Finn, perched on the edge of a table, nodded. He thought a moment, then started calling things out. As he talked, I wrote on the board.
He started with family. “Kent Starbuck, motivated by an inheritance and/or revenge, had means and opportunity. He had no alibi and was observed at the scene of the crime. Patrick Crabbe’s alibi didn’t hold up. His motivations were also financial, and/or whatever this psychosis is that he’s experiencing. Moving on to colleagues: we have Larry Bornstein, looking for a promotion; Sar
i Chesney, also perhaps seeking a promotion, or revenge, or she did it as part of some connection to the still missing Rayburn Diary.”
“Good, this is good. But I don’t buy Chesney for Starbuck’s killer.” I crossed her name out. “Although we won’t ever know for sure, we have to move forward under the assumption that Sari was killed in the early morning hours on Saturday, May fourteenth so she can’t have killed Betty Starbuck.”
“Okay, that’s fine. Let’s add James Curry to the list as well. His motive is perhaps the murkiest of all the suspects: we know from Larry Bornstein that Curry wanted access to the diary. He could have stolen it, and perhaps Betty Starbuck suspected him, even confronted him. Curry then killed Starbuck.”
We paused a moment and looked over the names on the board. “Are we missing anyone?”

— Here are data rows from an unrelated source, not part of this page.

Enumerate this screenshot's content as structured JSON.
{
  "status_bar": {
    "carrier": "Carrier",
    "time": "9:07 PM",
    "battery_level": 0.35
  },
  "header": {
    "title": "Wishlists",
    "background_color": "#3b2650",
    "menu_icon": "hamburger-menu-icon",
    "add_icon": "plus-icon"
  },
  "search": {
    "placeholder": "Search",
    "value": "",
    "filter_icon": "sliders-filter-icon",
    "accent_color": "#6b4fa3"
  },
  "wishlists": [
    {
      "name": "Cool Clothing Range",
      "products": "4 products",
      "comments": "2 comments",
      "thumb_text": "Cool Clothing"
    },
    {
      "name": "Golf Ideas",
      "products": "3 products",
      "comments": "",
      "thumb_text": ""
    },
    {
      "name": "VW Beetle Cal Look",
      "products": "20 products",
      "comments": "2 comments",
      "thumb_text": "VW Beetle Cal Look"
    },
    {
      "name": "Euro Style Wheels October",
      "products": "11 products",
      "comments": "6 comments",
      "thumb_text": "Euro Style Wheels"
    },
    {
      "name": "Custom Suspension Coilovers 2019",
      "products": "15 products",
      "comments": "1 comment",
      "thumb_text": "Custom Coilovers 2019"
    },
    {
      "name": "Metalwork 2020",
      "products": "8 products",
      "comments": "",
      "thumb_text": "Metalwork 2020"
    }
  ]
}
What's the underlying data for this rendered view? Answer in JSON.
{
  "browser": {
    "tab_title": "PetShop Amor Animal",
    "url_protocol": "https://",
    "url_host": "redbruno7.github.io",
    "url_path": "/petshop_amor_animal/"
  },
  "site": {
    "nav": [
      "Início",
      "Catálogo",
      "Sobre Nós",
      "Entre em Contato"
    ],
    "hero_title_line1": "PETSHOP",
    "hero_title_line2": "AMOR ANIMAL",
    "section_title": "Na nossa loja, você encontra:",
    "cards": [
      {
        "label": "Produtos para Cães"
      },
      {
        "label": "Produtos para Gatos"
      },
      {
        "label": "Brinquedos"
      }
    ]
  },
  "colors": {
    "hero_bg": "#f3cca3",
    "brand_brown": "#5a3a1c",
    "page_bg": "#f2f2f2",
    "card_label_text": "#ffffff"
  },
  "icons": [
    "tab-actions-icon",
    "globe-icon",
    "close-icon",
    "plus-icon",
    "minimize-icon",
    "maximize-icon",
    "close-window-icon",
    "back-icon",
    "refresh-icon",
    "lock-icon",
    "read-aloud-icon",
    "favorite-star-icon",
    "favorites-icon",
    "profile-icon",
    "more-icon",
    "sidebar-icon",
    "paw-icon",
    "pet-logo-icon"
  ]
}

Finn shook his head. “I don’t think so. Except … let’s go ahead and add ‘unknown subject.’ I hate to make things even messier, but what if Larry Bornstein and Lois Freeman are in on this together? Maybe they concocted that story about Betty confiding her fears of Patrick to them. Maybe the note Patrick found in his mom’s house wasn’t written about him or his brother. Maybe there is an unknown subject at play here.”
I exhaled. “You’re right, of course. A lot of our movement in this case has been based on secondhand accounts from unreliable witnesses. Now let’s do Sari Chesney. Both Mac Stephens and Allison Chang had motive, opportunity, and means, either independently or together, to kill Chesney. The affair, the baby … it’s compelling.”
“There’s the Bookkeeper, too.”
“Right. What about Sam Birdshead?”
Finn shook his head. “Sorry, but no. Sam is not a killer. There’s just no way.”
I chewed on the end of my pen, reluctant to say what I was about to say. Finn sensed it and said, “What? You disagree?”